Hannah Simpson

Dr Hannah Simpson is Lecturer in Theatre and Performance at the University of Edinburgh. She works primarily on the representation of the human body on stage and politicized representations of the body more generally, with a special interest in the work of Samuel Beckett, depictions of physical pain and disability, the work of Samuel Beckett, and popular culture. She is the author of two monographs: Samuel Beckett and the Theatre of the Witness: Pain in Postwar Francophone Drama (Oxford University Press, 2022) and Samuel Beckett and Disability Performance (Palgrave Macmillan, 2022), and is currently working on a new project on the forgotten stage plays of modernist novelists.

Contributions

Picturing Nuclear Suffering: Raymond Briggs’s When the Wind Blows

[Content note: brief discussion and accompanying imagery of racialized propaganda.]

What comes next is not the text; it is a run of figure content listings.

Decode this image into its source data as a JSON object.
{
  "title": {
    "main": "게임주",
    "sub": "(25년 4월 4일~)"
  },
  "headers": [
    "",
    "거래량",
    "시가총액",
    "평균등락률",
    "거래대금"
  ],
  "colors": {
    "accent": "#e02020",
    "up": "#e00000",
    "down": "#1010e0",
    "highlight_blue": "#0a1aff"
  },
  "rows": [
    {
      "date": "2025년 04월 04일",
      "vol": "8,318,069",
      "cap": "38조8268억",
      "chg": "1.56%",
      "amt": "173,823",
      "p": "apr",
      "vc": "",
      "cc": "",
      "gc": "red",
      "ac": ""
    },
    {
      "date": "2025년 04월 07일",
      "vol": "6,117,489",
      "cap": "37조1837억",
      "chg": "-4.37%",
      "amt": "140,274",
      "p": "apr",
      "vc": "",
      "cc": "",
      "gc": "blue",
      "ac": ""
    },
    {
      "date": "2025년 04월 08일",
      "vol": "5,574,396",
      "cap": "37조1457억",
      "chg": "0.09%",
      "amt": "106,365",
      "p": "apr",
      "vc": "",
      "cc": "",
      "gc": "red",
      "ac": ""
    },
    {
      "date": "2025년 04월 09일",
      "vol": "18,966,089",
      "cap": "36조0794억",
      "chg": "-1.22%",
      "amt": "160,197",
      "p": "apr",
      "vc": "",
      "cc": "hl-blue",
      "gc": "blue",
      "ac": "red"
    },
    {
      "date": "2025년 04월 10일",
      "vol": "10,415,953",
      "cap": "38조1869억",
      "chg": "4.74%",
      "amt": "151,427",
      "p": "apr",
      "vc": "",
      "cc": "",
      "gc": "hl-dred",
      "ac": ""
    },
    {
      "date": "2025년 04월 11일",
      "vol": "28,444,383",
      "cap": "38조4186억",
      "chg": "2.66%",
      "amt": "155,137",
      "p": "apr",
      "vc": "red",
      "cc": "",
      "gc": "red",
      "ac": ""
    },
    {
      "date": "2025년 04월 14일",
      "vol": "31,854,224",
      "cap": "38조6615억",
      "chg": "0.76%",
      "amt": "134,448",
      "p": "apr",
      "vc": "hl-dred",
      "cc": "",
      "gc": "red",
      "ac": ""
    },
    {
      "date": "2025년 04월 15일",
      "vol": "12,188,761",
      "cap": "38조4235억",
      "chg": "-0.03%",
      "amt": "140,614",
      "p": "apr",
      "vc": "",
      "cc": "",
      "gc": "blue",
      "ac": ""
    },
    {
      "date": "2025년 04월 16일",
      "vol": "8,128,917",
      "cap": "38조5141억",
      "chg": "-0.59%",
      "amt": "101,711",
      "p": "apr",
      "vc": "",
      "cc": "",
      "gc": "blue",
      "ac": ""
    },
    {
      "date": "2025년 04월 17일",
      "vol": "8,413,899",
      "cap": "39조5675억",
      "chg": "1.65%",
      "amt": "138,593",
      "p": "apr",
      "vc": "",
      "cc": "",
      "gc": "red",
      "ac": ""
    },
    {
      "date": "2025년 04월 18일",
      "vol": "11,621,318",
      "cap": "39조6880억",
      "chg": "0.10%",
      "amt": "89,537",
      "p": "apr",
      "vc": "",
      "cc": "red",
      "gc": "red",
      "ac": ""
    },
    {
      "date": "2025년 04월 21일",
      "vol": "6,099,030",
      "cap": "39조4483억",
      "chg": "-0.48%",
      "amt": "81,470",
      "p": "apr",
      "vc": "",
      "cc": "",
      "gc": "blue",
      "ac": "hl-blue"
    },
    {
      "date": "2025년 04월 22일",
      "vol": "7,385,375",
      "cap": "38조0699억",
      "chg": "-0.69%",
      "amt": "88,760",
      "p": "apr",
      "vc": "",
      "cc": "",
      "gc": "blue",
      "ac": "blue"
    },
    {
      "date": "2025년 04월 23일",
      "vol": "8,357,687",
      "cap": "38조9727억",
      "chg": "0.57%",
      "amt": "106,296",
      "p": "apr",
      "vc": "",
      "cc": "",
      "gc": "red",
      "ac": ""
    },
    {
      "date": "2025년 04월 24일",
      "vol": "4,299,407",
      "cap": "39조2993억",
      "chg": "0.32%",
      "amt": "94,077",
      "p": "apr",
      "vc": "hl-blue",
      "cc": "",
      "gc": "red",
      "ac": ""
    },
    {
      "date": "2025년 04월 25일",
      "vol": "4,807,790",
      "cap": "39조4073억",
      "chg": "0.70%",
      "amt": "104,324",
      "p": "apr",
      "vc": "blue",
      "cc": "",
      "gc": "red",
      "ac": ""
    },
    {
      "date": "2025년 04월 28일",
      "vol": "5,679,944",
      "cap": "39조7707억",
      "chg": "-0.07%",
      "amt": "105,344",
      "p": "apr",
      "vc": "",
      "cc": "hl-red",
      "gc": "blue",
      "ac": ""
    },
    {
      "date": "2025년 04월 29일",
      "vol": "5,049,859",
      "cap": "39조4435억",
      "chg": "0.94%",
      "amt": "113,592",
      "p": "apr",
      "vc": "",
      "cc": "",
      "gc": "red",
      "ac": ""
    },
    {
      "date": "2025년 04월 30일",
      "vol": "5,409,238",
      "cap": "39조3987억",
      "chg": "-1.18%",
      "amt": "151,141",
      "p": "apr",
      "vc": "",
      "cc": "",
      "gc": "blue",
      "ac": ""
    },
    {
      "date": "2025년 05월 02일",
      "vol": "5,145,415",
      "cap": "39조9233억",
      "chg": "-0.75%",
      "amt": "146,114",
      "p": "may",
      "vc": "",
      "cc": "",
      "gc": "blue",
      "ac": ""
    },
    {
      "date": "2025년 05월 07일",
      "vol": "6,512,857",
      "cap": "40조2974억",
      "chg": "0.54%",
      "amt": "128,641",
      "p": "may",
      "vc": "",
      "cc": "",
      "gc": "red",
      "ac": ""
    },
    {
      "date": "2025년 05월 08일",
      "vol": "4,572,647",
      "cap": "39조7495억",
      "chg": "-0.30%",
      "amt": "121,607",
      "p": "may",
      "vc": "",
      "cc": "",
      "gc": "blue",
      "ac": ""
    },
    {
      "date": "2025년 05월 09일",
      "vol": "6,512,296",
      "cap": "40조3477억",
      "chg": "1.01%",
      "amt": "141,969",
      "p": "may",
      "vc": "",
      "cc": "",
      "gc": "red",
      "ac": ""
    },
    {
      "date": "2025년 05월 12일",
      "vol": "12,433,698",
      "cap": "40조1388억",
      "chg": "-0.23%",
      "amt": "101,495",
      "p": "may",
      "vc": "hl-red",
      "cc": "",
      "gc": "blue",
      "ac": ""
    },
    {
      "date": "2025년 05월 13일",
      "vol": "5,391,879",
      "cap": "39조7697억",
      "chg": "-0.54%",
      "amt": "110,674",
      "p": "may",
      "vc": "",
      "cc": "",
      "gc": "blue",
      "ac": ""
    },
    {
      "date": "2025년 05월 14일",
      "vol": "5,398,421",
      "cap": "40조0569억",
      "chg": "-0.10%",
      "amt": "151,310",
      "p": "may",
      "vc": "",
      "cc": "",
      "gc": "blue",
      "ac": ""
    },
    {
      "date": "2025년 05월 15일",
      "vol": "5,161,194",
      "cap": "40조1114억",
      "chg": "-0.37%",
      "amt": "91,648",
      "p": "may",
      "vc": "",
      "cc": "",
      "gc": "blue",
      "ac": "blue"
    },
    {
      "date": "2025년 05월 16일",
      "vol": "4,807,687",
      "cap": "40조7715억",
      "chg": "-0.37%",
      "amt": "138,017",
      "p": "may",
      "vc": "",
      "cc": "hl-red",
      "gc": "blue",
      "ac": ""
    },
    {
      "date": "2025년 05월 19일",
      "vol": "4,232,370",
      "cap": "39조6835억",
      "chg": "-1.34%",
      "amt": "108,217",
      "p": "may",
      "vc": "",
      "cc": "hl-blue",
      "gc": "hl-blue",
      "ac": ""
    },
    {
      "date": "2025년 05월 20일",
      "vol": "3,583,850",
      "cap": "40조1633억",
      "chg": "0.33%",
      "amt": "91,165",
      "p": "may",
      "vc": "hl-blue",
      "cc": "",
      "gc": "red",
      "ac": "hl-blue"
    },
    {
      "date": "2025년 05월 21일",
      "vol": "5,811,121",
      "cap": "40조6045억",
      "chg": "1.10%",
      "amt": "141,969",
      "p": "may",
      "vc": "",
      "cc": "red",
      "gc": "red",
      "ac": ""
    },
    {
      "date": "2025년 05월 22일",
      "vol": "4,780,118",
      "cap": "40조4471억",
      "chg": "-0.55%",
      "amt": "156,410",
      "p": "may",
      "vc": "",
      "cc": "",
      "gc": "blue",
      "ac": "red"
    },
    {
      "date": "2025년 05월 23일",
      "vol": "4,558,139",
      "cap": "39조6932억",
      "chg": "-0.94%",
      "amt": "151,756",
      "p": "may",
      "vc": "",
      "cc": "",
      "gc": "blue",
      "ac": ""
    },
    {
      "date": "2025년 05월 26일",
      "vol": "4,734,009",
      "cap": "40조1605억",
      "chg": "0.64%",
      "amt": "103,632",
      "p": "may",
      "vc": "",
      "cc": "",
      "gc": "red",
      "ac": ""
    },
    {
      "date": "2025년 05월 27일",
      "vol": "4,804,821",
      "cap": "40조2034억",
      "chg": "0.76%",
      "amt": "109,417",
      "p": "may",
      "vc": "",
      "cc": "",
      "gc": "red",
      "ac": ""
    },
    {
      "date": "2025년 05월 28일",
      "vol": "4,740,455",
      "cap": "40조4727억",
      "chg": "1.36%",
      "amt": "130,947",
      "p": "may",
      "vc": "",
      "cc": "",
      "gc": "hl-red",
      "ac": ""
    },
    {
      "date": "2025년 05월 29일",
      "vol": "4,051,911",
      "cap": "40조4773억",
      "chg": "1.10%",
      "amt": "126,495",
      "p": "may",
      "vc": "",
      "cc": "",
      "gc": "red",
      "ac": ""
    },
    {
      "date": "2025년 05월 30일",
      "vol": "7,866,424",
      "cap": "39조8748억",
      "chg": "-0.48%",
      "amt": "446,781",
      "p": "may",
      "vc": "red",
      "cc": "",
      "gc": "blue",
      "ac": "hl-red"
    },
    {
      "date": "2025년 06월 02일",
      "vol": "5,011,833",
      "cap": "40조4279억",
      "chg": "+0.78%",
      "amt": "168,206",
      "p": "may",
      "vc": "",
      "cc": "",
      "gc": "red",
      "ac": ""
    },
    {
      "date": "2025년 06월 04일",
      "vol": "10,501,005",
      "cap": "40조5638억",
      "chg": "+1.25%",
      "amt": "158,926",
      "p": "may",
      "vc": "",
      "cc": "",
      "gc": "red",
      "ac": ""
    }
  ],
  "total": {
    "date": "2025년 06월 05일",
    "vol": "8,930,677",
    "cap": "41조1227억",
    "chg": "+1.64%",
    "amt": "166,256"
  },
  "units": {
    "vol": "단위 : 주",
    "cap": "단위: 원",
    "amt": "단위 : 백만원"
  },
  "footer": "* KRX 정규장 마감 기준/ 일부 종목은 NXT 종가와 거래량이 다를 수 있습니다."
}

The bodily injury caused by nuclear warfare constitutes a massively collective form of modern suffering. However, for many in the West, it also represents a markedly “foreign” pain, inflicted on distant bodies in other lands. The only instances (thus far) of nuclear weapons being deliberately utilized in combat are the US deployment of the “Little Boy” A-bomb in Hiroshima and the “Fat Man” in Nagasaki on August 6 and 9, 1945 respectively. The 100,000 immediate deaths and ensuing agonies of radiation poisoning were borne primarily by Japanese soldiers and civilians and Korean slave laborers–­­–who were, for many midcentury British and American citizens, unimaginably “foreign” bodies, caricatured and dehumanized in Allied war propaganda throughout the 1940s (fig. 1).